Can Florida’s Fraudulent Transfer Claims be Put on Hold?

– The Second District Court of Appeal held that equitable tolling does not apply to actual fraud under Florida’s Uniform Fraudulent Transfer Act (FUFTA).
– The court interpreted Fla. Stat. § 726.110 as a statute of repose, not a statute of limitations, which is critical to the outcome of many actual fraudulent transfers.
– The time limitations for filing a fraudulent transfer claim vary depending on the type of fraudulent transfer asserted.
– Claims for “actual” intent to defraud a creditor will be time-barred if they are brought outside the time period of four years after the transfer was made, or one year after the transfer was discovered or could have reasonably been discovered. 1. Equitable estoppel is recognized in Florida as a bar to a statute of limitations defense, as stated in Major League Baseball v. Morsani, 790 So. 2d 1071, 1078–79 (Fla. 2001).

2. Equitable estoppel is based on the premise that a defendant cannot benefit from a statute of limitations defense if the reason for the delay in the plaintiff’s filing is due to the defendant’s own misconduct in concealing the cause of action, as also noted in Major League Baseball v. Morsani.

3. The Bankruptcy Court for the Middle District of Florida has held that Fla. Stat. § 726.110(1) is a statute of limitation subject to equitable doctrines, as seen in In re Hill, 332 B.R. 835, 841 (Bankr. M.D. Fla. 2005).

4. However, the National Auto court held the opposite view, stating that equitable defenses are not available under § 726.110(1) because it is a statute of repose, as stated in Nat’l Auto, 192 So. 3d at 504.
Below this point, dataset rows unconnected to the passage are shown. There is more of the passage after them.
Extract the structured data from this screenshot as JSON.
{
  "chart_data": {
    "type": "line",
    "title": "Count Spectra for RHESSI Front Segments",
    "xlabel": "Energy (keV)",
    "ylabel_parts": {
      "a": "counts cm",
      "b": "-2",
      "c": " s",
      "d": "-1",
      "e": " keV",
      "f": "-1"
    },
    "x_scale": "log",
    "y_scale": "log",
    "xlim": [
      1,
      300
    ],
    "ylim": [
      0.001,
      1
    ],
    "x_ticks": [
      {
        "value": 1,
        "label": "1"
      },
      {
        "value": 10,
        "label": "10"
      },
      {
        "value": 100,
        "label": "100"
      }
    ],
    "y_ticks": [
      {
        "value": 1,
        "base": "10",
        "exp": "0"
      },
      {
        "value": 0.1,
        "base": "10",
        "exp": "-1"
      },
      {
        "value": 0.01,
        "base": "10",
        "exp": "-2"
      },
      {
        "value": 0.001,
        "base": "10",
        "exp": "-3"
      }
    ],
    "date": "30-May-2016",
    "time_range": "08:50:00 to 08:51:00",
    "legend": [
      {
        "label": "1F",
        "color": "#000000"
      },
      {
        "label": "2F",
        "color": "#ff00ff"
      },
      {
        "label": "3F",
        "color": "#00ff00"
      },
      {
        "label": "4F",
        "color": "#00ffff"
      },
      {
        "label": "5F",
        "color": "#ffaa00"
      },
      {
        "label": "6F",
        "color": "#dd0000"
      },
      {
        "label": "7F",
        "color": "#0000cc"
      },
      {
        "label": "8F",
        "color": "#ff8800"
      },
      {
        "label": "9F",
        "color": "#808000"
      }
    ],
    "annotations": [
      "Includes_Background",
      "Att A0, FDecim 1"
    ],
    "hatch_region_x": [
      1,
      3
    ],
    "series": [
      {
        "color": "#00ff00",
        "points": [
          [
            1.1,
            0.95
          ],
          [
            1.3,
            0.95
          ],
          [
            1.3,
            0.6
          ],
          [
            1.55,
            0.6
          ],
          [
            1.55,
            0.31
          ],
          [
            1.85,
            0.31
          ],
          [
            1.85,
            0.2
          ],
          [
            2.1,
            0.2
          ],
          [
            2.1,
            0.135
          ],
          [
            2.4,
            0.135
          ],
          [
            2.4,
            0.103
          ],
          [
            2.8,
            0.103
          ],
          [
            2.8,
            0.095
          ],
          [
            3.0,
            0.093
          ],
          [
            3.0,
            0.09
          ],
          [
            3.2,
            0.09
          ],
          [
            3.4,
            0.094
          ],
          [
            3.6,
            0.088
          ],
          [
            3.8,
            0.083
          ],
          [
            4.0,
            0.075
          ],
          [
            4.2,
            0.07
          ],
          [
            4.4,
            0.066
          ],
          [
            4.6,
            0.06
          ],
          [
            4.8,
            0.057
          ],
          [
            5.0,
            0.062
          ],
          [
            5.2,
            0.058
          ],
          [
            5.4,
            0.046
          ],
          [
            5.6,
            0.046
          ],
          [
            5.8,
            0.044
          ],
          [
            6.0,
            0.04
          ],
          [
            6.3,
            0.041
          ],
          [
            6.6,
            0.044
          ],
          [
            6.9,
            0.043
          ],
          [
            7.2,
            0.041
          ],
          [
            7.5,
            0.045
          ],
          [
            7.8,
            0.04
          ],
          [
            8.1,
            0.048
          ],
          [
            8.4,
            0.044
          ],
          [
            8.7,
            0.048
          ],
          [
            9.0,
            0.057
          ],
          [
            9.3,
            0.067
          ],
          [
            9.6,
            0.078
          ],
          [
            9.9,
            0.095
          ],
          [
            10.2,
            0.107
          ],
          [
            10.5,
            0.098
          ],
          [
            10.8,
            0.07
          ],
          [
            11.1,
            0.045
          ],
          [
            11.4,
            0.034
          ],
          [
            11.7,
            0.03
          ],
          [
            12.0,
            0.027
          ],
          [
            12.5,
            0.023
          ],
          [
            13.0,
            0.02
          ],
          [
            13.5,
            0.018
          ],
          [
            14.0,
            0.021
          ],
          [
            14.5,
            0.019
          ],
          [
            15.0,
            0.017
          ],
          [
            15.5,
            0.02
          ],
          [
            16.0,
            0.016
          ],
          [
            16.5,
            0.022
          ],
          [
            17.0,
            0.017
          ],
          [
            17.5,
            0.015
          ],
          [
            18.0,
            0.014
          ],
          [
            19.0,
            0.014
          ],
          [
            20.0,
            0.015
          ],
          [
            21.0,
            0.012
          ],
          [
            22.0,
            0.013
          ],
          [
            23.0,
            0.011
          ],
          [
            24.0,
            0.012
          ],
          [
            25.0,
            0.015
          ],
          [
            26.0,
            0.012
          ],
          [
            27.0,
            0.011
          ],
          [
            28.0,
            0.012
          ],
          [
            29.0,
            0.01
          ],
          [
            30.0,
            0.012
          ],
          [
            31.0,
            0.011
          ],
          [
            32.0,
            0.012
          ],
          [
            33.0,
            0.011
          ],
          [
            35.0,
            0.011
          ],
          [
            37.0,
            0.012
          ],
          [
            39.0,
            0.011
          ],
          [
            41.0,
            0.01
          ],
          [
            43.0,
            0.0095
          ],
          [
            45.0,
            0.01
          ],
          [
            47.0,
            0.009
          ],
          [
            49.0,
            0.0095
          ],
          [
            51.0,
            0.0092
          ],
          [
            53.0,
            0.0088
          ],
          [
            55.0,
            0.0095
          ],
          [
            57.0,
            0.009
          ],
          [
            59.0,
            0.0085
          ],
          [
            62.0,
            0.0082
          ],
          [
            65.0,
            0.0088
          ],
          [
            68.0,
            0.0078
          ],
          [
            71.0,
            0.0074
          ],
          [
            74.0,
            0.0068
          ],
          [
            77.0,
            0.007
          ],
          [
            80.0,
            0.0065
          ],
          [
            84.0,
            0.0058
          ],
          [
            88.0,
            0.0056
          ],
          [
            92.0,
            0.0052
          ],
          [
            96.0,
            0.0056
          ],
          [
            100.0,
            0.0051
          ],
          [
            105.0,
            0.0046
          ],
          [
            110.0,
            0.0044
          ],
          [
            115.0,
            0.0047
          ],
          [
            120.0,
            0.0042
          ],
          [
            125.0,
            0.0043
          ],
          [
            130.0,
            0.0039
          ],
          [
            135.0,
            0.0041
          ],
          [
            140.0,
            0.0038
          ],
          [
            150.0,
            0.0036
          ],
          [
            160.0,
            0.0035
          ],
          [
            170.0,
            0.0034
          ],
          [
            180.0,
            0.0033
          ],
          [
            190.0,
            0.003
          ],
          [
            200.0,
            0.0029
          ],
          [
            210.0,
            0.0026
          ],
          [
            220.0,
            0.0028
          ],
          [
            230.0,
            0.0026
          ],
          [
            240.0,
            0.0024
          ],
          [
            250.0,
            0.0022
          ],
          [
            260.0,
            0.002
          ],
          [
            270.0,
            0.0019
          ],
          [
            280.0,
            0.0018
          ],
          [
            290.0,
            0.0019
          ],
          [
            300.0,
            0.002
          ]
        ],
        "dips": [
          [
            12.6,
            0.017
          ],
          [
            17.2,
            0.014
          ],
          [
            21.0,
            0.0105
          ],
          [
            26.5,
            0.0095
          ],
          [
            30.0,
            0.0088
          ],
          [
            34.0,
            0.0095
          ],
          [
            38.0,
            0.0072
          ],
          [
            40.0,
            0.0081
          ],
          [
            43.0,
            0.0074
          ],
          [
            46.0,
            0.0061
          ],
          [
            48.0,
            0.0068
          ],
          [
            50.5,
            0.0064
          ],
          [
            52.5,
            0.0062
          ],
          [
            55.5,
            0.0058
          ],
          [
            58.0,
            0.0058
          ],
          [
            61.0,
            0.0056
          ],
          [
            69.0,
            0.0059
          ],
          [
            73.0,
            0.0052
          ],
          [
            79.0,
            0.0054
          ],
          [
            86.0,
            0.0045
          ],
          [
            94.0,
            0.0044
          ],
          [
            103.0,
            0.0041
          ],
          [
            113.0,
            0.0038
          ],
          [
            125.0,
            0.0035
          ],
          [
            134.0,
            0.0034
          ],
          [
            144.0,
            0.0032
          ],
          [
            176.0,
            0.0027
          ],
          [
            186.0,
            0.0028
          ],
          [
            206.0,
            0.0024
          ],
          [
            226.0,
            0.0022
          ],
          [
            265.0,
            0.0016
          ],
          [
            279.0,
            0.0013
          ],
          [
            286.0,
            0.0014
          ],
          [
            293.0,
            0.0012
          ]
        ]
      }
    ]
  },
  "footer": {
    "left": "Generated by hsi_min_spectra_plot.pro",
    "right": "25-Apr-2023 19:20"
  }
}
5. The distinction between classification of § 726.110 as a statute of repose rather than a statute of limitation is considered critical in determining the applicability of equitable estoppel. 1. A statute of limitation sets a time limit within which an action must be filed, and relief is barred after that time.

2. In contrast, a statute of repose extinguishes valid causes of action regardless of when the cause of action accrues.

3. Statutes of repose are unrelated to when a plaintiff suffers or discovers an actual injury and are the outermost date in which claims can be brought.

4. National Auto court noted that § 726.110 is intended as a statute of repose and does not apply equitable estoppel to the cause of action after it is extinguished.

5. The one-year savings clause related to the discovery of the transfer is merely an exception to the 4-year statute of repose, and it does not render the statute subject to equitable principles.

6. The National Auto court rejected Hill as a misinterpretation of the plain language of the statute and is consistent with decisions of other Florida courts and courts of other jurisdictions interpreting similar codifications of UFTA. 1. Florida federal district courts are bound to follow the decisions of the state’s intermediate appellate courts on issues that have not been presented to the Florida Supreme Court.

2. Florida federal courts are unlikely to find an indication that the Florida Supreme Court would hold otherwise regarding the application of statute § 726.110.

3. Statute § 726.110 will be deemed a statute of repose, and a debtor’s assertion of the statute as a defense to a creditor’s claims under FUFTA will not be barred by equitable estoppel.

4. Lenders and creditors should be aware of the time limitations to assert actual fraudulent transfer claims under FUFTA.

5. Other states such as New Jersey, Pennsylvania, Massachusetts, New Mexico and Texas also hold that the provision in question is a statute of repose that extinguishes the cause of action.

6. It has been found in previous cases that the statute § 726.110 extinguishes the cause of action under FUFTA one year after the date of transfer.

7. Equitable tolling does not apply to claims under § 726.110(2) because the claim is extinguished if not brought within 4 years.